Last month, CFC reported on how the hosts of the popular HGTV show, Fixer Uppers, came under fire from several national media outlets for attending a church that preaches the Biblical view of marriage as a union between one man and one woman. Many came to Chip and Joanna Gaines defense, calling the articles a “witch hunt,” but the Gaines didn’t immediately respond to the controversy.

But as the New Year started, Chip Gaines posted a kind-hearted response on the couple’s blog saying they “refuse to be baited into using [their] influence in a way that will further harm an already hurting world,” and pleaded with people to treat those with differing opinions with love and respect.

“This past year has been tough. In my lifetime, I can’t recall humanity being more divided,” Gaines wrote. “Plenty of folks are sad and scared and angry and there are sound bites being fed to us that seem fueled by judgement, fear, and even hatred…. If there is any hope for all of us to move forward, to heal and to grow – we have got to learn to engage people who are different from us with dignity and with love. Joanna and I have personal convictions. One of them is this: we care about you for the simple fact that you are a person, our neighbor on planet earth. It’s not about what color your skin is, how much money you have in the bank, your political affiliation, sexual orientation, gender, nationality or faith. That’s all fascinating, but it cannot add or take away from the reality that we’re already pulling for you. We are not about to get in the nasty business of throwing stones at each other, don’t ask us to cause we won’t play that way.”

Gaines concluded the post calling on others to join them in “building bridges” with those they disagree. “We want to help initiate conversations between people that don’t think alike. Listen to me, we do not all have to agree with each other. Disagreement is not the same thing as hate, don’t believe that lie,” Gaines wrote. “Our family wants to fight for a world that knows how to lovingly disagree. We believe it starts when we operate from a position of love in all things.”

The Gaines’s post received praised from Christian organizations like Focus on the Family, who posted a blog stating that, “Chip’s words echo the heart of God toward humanity,” and from non-Christian publications, like Country Living, who called Chip’s message “inspirational.”

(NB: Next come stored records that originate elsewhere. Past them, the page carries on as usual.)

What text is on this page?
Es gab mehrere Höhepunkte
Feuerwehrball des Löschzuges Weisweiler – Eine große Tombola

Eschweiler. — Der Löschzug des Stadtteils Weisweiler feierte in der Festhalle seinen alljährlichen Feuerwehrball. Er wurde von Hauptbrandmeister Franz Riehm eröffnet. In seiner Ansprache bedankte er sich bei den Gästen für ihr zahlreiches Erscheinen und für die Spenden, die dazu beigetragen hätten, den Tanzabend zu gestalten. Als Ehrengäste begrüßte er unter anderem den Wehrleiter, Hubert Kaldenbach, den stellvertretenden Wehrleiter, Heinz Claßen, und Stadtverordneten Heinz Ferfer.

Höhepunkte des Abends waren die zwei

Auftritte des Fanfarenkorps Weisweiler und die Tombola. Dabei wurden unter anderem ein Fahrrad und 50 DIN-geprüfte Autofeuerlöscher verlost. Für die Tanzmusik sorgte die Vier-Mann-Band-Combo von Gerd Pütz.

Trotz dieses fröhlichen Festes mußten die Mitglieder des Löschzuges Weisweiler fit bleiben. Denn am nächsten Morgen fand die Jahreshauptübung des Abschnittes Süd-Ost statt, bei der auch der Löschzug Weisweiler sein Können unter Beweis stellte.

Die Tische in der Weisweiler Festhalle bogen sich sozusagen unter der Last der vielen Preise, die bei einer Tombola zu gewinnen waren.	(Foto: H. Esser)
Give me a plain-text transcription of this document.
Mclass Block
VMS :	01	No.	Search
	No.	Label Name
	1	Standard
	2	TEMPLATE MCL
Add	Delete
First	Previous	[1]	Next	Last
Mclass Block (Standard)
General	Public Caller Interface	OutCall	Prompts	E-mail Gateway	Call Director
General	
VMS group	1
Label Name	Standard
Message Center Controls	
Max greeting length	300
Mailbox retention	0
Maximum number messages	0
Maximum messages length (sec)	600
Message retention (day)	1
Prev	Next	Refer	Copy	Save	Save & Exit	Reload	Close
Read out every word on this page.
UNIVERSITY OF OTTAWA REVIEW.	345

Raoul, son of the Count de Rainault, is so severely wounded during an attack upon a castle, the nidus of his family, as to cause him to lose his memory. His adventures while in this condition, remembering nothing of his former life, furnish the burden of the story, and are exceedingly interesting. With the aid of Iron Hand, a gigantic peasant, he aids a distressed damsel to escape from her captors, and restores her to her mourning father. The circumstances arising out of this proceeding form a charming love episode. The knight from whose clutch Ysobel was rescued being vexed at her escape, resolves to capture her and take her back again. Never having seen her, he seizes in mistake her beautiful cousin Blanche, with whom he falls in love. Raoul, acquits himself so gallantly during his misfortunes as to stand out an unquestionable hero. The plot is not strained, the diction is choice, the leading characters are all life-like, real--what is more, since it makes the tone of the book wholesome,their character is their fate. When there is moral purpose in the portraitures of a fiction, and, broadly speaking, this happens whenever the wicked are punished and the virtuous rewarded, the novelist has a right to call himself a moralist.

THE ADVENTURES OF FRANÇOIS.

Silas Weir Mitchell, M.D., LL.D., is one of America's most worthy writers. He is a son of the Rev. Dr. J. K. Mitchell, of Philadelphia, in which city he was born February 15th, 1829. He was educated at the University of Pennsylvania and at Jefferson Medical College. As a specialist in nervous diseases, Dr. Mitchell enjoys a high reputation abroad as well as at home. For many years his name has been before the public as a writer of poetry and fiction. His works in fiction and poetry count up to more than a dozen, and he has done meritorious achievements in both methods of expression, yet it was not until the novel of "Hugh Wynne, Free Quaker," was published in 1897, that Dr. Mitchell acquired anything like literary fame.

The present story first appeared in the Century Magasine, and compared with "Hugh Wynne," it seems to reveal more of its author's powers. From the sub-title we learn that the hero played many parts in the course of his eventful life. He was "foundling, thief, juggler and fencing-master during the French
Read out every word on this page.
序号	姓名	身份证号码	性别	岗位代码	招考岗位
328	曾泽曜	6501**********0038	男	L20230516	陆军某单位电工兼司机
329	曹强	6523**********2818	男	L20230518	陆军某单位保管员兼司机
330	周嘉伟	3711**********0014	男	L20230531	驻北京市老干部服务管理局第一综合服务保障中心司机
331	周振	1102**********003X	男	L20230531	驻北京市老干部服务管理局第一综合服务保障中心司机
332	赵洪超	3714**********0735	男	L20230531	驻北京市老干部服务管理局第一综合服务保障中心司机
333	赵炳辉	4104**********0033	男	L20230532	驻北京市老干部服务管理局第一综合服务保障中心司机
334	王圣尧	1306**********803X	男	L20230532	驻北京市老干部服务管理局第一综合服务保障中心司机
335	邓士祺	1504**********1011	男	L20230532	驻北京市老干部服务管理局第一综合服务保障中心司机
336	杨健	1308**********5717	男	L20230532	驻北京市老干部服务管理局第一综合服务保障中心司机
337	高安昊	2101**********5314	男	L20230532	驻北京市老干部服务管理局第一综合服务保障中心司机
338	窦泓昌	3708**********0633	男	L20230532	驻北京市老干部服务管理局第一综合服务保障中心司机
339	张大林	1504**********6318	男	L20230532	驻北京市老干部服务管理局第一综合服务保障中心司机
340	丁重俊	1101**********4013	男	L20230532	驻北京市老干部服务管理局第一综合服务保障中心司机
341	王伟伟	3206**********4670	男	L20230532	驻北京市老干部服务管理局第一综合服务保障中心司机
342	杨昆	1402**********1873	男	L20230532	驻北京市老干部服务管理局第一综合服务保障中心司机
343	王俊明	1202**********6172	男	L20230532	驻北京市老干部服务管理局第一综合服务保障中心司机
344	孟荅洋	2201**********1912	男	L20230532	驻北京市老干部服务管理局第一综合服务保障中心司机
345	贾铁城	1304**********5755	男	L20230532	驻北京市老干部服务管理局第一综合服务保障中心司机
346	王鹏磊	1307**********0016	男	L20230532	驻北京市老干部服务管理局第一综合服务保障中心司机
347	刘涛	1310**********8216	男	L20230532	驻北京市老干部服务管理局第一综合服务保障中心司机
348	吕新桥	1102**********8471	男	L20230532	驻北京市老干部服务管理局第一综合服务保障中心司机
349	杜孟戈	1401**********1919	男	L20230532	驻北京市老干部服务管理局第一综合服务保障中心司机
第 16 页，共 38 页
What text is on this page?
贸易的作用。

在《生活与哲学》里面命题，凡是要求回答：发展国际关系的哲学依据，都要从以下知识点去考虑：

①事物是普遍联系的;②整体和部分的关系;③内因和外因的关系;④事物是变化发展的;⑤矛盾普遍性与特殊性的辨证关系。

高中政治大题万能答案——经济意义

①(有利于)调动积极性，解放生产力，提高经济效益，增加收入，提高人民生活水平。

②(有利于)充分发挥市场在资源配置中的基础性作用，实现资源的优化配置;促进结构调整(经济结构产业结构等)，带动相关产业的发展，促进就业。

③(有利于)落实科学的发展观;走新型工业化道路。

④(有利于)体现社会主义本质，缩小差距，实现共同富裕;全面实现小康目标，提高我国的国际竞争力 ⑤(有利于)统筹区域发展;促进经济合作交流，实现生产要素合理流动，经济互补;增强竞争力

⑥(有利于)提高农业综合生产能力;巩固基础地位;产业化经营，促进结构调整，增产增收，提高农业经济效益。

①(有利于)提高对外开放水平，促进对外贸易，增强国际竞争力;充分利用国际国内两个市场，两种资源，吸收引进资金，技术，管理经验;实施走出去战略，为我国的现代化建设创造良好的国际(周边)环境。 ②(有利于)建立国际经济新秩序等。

But the Gaines’s message still didn’t resonate with some of their harshest critics from LGBT community. One of those is the Executive Editor of The Huffington Post’s Queer Voices, Noah Michelson, who responded to the Gaines’s post by writing he wasn’t willing to agree to disagree on the issue of his sexuality.  

“The bottom line is: My humanity is not something you get to disagree with,” Michelson wrote. “You don’t get to tell me that I’m morally corrupt or sexually deviant or unworthy of the same rights that you enjoy and then look me in the face and tell me that you still love me. That’s nothing remotely close to resembling love.  

What those like Noah don’t realize is they don’t have a problem with the Gaines and their church as much as they have a problem with Jesus and the moral teachings of the Bible. Jesus came to the earth to preach love and acceptance, but he also came to save ALL of humanity from its moral corruption. That message of truth isn’t tolerated among a larger and larger segment of American society, as the Gaines have discovered. But their example of grace and love under pressure is an example to us all.